Empezaron las primeras preguntas a las que yo daba, guiando la manita, alguna respuesta cotorrona o atrevida que divertía o escandalizaba a las mujeres, mientras yo me carcajeaba por dentro. Hasta que alguien, no me di cuenta quien, tal vez mi propia hermana, hizo la pregunta que acabó con la diversión
— Dime, tablita ¿Dónde se encuentra Saúl Ayala Ponce?
La algarabía terminó y todo mundo quedó mudo.
Fue entonces cuando me llegó, como de rayo, la superchingona idea. A ese tipo teníamos que darlo por muerto para que Yola pudiera olvidarlo. Nadie debía de volverlo a mencionar. Oprimí, con determinación, la manita de madera y la dejé deslizarse sobre la Tabla Ouija guiándola para que diera la respuesta adecuada; y la manita, con firmeza, deletreó:
—S-A-Ú-L A-Y-A-L-A E-S-T-A M-U-E-R-T-O.
Un murmullo de sorpresa y el incontenible llanto de mi hermana acabaron con la función.

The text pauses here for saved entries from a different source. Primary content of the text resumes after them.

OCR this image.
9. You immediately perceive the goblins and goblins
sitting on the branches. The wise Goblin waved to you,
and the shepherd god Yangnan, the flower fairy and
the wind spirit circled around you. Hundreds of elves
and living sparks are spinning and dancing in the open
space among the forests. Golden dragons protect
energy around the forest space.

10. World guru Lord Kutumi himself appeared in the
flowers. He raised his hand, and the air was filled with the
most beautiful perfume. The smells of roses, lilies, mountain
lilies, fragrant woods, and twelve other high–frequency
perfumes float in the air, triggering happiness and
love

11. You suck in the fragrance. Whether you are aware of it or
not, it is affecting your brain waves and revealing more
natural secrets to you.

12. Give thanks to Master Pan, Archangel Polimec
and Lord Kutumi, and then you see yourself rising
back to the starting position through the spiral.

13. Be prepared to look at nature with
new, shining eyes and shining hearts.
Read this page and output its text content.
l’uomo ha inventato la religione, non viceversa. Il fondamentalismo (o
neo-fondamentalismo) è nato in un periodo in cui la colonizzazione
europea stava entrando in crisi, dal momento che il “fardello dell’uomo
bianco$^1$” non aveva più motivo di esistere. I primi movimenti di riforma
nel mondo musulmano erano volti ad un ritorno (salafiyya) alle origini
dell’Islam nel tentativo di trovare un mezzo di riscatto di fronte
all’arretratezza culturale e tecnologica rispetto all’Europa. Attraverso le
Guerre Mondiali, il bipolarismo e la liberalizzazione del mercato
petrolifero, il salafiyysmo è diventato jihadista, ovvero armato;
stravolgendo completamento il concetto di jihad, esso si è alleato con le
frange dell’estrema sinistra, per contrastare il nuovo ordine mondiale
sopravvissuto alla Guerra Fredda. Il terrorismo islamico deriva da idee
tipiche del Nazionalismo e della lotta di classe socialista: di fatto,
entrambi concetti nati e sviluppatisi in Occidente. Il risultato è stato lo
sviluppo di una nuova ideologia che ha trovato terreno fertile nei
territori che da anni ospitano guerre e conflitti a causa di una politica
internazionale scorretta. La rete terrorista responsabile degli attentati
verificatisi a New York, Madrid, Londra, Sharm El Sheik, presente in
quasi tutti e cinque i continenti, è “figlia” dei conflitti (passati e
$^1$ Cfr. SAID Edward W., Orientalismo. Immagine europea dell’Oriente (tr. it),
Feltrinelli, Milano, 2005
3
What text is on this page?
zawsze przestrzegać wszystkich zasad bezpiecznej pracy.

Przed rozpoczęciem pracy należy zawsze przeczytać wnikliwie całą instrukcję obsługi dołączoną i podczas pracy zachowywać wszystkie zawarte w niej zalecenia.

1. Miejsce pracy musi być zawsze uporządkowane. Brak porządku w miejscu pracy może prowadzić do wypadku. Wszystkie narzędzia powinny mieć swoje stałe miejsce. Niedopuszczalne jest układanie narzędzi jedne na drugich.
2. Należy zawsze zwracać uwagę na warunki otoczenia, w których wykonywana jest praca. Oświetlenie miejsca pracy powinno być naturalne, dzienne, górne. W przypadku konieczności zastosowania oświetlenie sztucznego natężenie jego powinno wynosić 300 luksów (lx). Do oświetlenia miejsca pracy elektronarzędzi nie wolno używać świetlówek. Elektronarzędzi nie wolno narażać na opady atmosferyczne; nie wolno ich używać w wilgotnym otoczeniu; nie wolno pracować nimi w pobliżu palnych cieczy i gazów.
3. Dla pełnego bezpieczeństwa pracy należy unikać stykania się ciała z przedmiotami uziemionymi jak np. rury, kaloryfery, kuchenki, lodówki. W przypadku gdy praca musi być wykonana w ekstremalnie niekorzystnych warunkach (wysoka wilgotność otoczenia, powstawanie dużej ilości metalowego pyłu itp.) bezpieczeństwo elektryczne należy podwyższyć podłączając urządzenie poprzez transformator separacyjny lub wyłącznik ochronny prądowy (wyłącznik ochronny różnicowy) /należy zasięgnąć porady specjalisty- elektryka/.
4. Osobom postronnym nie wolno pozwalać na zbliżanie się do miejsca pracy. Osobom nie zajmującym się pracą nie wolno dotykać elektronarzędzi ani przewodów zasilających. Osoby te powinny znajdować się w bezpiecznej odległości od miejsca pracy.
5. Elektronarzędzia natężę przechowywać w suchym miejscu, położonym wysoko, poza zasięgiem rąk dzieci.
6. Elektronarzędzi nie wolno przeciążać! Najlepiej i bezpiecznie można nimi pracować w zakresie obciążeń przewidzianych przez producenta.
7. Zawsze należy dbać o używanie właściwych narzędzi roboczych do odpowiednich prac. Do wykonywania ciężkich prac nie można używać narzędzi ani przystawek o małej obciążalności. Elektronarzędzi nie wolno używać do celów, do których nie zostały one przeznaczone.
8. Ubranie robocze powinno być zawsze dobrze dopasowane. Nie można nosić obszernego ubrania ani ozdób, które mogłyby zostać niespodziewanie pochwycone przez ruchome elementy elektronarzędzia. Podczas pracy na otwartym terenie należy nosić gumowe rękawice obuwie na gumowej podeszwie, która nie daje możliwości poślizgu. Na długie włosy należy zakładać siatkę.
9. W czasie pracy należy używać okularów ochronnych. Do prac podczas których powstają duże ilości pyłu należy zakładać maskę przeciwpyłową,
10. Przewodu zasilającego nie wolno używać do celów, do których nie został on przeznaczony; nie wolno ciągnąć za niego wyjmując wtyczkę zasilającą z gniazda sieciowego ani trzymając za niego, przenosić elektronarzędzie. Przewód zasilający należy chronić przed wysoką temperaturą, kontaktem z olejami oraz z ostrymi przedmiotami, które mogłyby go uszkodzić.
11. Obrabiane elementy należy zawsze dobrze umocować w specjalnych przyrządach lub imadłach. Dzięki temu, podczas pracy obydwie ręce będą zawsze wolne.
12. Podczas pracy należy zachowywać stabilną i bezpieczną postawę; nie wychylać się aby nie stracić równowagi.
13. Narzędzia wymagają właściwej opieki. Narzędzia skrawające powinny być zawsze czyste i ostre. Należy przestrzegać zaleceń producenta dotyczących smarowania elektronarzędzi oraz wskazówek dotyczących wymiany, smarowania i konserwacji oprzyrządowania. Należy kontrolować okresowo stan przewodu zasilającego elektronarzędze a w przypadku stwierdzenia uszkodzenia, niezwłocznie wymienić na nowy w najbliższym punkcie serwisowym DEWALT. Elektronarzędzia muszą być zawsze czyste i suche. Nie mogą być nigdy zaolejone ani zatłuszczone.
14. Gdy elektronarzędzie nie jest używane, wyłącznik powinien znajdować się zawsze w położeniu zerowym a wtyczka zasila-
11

Los siguientes dos días permaneció Yola encerrada en su cuarto, a pesar de los ruegos de mi madre. Al tercer día, cuando llegué a mi casa, la encontré vacía. Vaya, pensé, parece que ya el duelo terminó; espero que el truco haya dado resultado y se acabe para siempre ese malhadado recuerdo.
Más tarde regresaron a casa mi madre y mi hermana, con cara de dolientes.
— ¿En dónde estaban? — pregunté — No he encontrado comida, ni siquiera para echarme un mugre taco.
— Fuimos a buscar a Saúl — contestó Yola con una voz grave que le desconocí — Localizamos su tumba en el panteón.
— ¡Cálmate! ¿estás loca? ¡No inventes historias macabras!
— Es cierto, hijo — aclaró mi madre — Encontramos su tumba en el cementerio. Un empleado nos informó que se mató en la carretera, a la salida de la ciudad, manejando una camioneta verde, a gran velocidad. El hombre que lo acompañaba, y que milagrosamente se salvó, informó que iban a encontrarse con la madre del muchacho porque el día anterior había tenido un accidente grave su papá.
Yola sigue encerrada en su habitación.